Before the effective filing date of the claimed invention, it would have been obvious to one of ordinary skill in the art, having the teachings of Ganon/Kibardin/Yang and George before him or her, to modify Ganon/Kibardin/Yang’s device incorporating George’s “DMA control circuit” and respective transmit DMA datapath (see Figs. 3, 4a, 4B).
The suggestion/motivation for doing so would have been to implement a DMA control circuit techniques help enforce desired qualities of service for multiple active peripherals on a per-channel basis, while also providing software increased visibility regarding the timing details of a given transfer (George Col 2, lines 39-50).
Therefore, it would have been obvious to combine George with Ganon/Kibardin/Yang to obtain the invention as specified in the instant claim(s).

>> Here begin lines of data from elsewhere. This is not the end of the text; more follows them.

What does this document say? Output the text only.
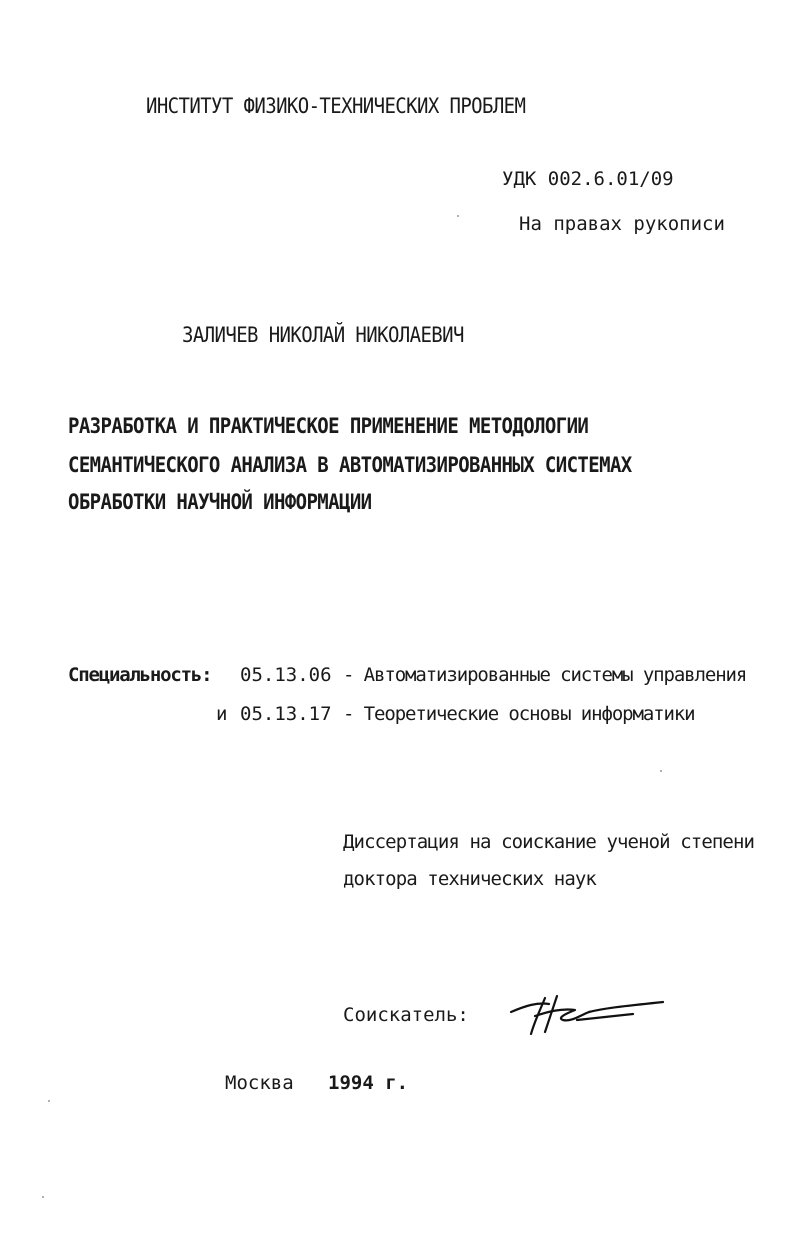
ИНСТИТУТ ФИЗИКО-ТЕХНИЧЕСКИХ ПРОБЛЕМ
УДК 002.6.01/09
На правах рукописи
ЗАЛИЧЕВ НИКОЛАЙ НИКОЛАЕВИЧ
РАЗРАБОТКА И ПРАКТИЧЕСКОЕ ПРИМЕНЕНИЕ МЕТОДОЛОГИИ
СЕМАНТИЧЕСКОГО АНАЛИЗА В АВТОМАТИЗИРОВАННЫХ СИСТЕМАХ
ОБРАБОТКИ НАУЧНОЙ ИНФОРМАЦИИ
Специальность: 05.13.06 - Автоматизированные системы управления
и 05.13.17 - Теоретические основы информатики
Диссертация на соискание ученой степени
доктора технических наук
Соискатель:
Москва 1994 г.
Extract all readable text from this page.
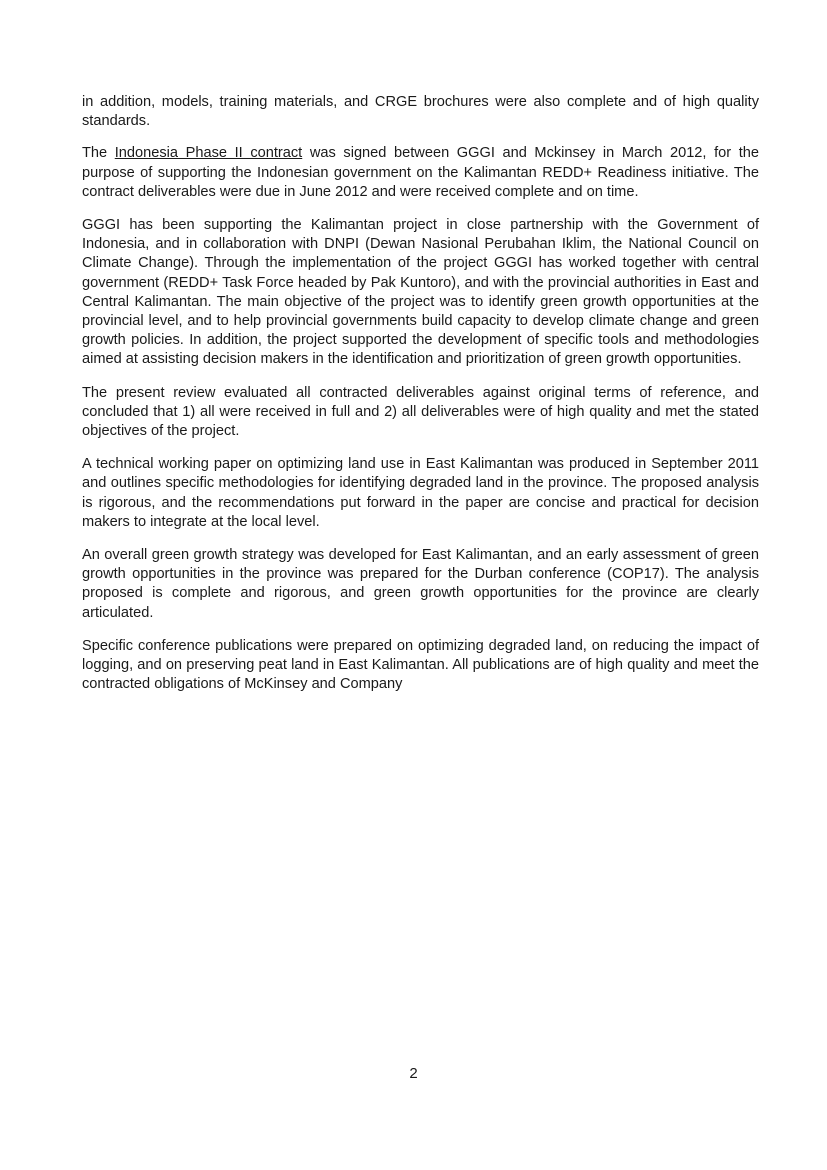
in addition, models, training materials, and CRGE brochures were also complete and of high quality standards.

The Indonesia Phase II contract was signed between GGGI and Mckinsey in March 2012, for the purpose of supporting the Indonesian government on the Kalimantan REDD+ Readiness initiative. The contract deliverables were due in June 2012 and were received complete and on time.

GGGI has been supporting the Kalimantan project in close partnership with the Government of Indonesia, and in collaboration with DNPI (Dewan Nasional Perubahan Iklim, the National Council on Climate Change). Through the implementation of the project GGGI has worked together with central government (REDD+ Task Force headed by Pak Kuntoro), and with the provincial authorities in East and Central Kalimantan. The main objective of the project was to identify green growth opportunities at the provincial level, and to help provincial governments build capacity to develop climate change and green growth policies. In addition, the project supported the development of specific tools and methodologies aimed at assisting decision makers in the identification and prioritization of green growth opportunities.

The present review evaluated all contracted deliverables against original terms of reference, and concluded that 1) all were received in full and 2) all deliverables were of high quality and met the stated objectives of the project.

A technical working paper on optimizing land use in East Kalimantan was produced in September 2011 and outlines specific methodologies for identifying degraded land in the province. The proposed analysis is rigorous, and the recommendations put forward in the paper are concise and practical for decision makers to integrate at the local level.

An overall green growth strategy was developed for East Kalimantan, and an early assessment of green growth opportunities in the province was prepared for the Durban conference (COP17). The analysis proposed is complete and rigorous, and green growth opportunities for the province are clearly articulated.

Specific conference publications were prepared on optimizing degraded land, on reducing the impact of logging, and on preserving peat land in East Kalimantan. All publications are of high quality and meet the contracted obligations of McKinsey and Company

2
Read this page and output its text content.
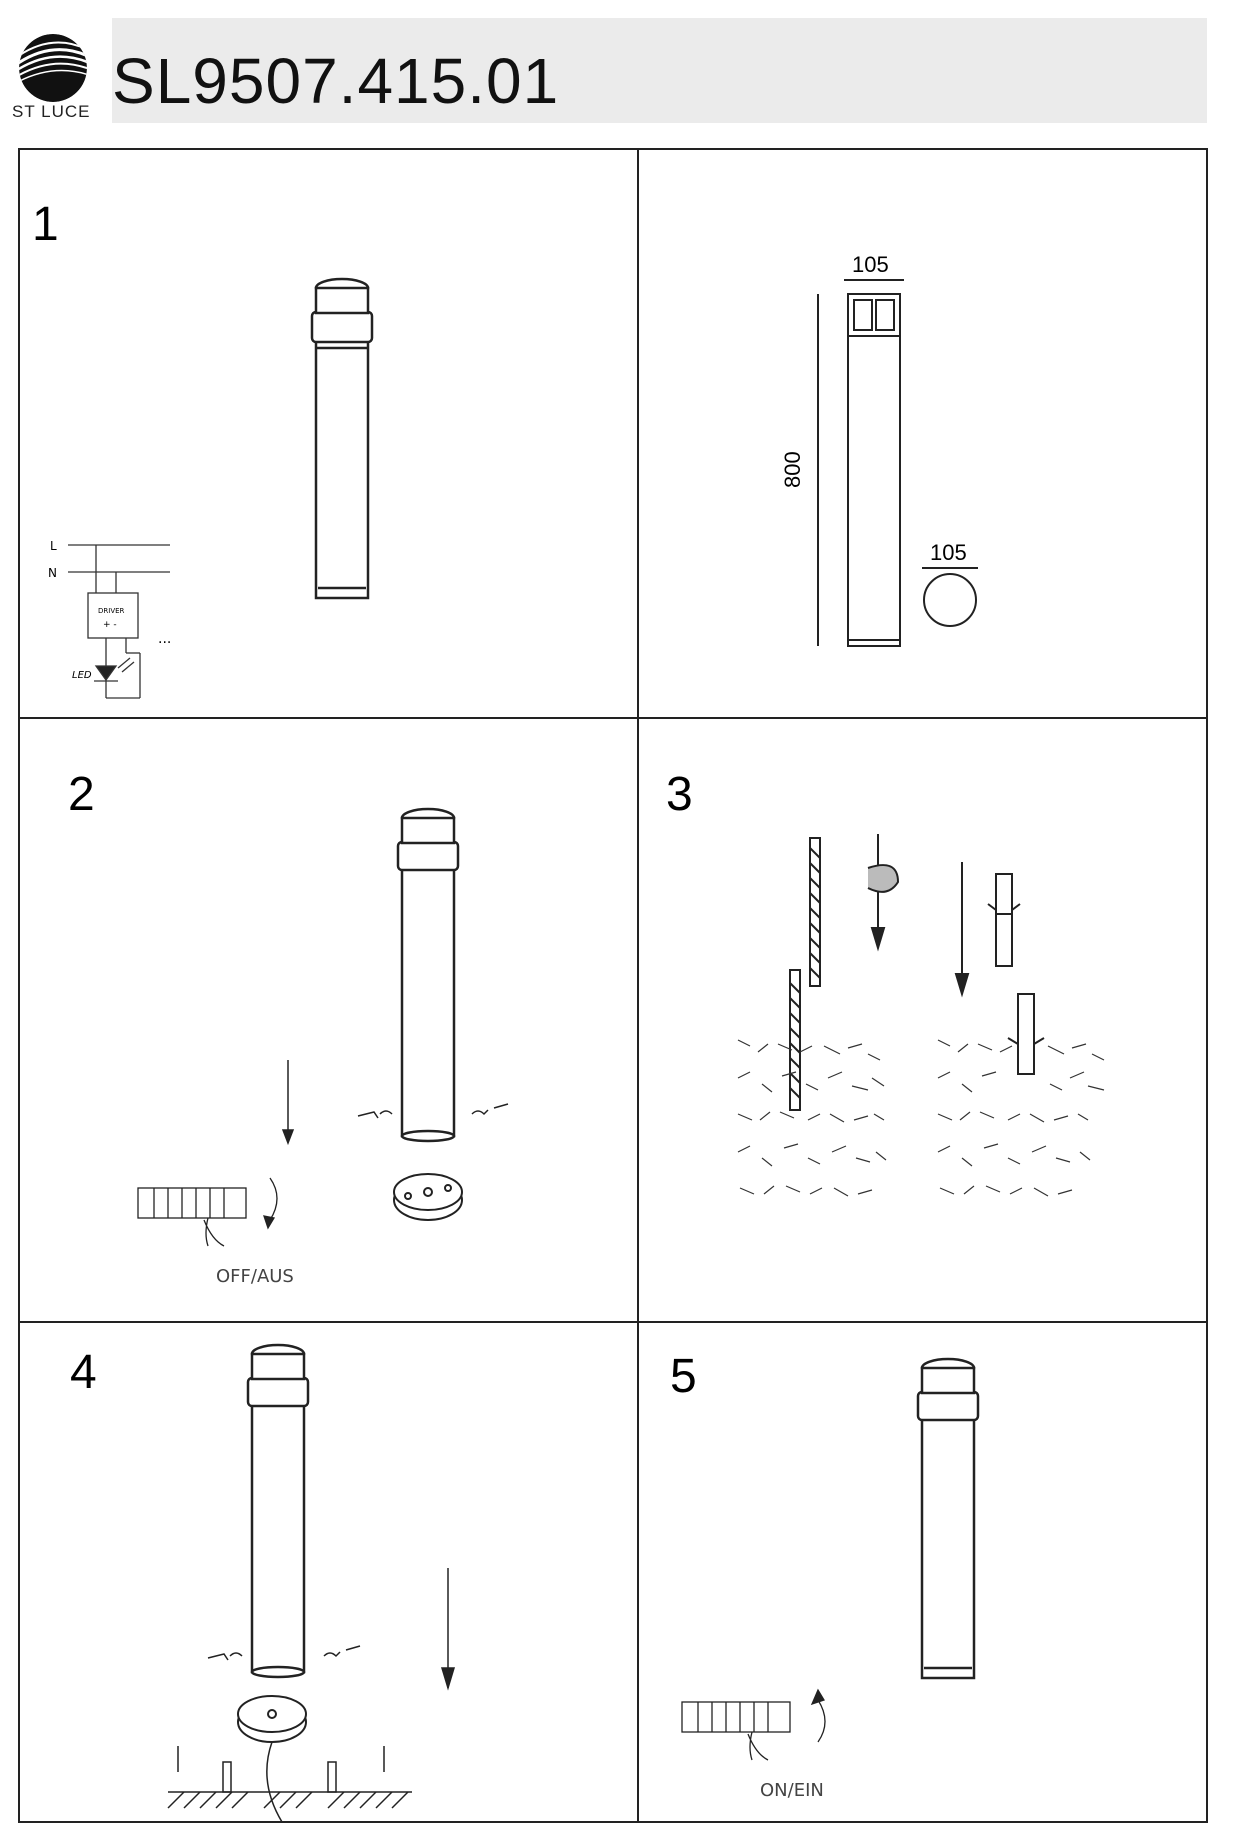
ST LUCE SL9507.415.01
L
N
DRIVER
+ -
LED
...
1
105
800
105
OFF/AUS
2	3
4
ON/EIN
5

However, neither one of the group consisting of Ganon, Kibardin, Yang, and George appears to explicitly disclose wherein the data bit number adjustment process adjust a range of the second data.
Furthermore, Itani discloses wherein the data bit number adjustment process adjust a range {“load an array for a 16 element 32 bit array at byte [range] addresses 4 to 67, the processor may require two memory reads”, see Fig. 3b [0129]} of the second data {“[second data via] access pattern may be achieved via multiple loads or stores”, see Fig. 3b [0129], last sentence}.
Ganon/Kibardin/Yang/George and Itani are analogous because they are from the same field of endeavor, routing stream(s).
Before the effective filing date of the claimed invention, it would have been obvious to one of ordinary skill in the art, having the teachings of Ganon/Kibardin/Yang and George before him or her, to modify Ganon/Kibardin/Yang/George’s system incorporating Itani’s “filtering operation” (see Fig. 3b, [0118]).
The suggestion/motivation for doing so would have been to implement filtering operations/SIMD vectors so that vector processors, may operate on multiple elements in a same operation to gain efficiency that is required to execute these types of parallel processing algorithms in real time, while consuming low power (Itani [0229] paraphrased).
Therefore, it would have been obvious to combine Itani with Ganon/Kibardin/Yang/George to obtain the invention as specified in the instant claim(s).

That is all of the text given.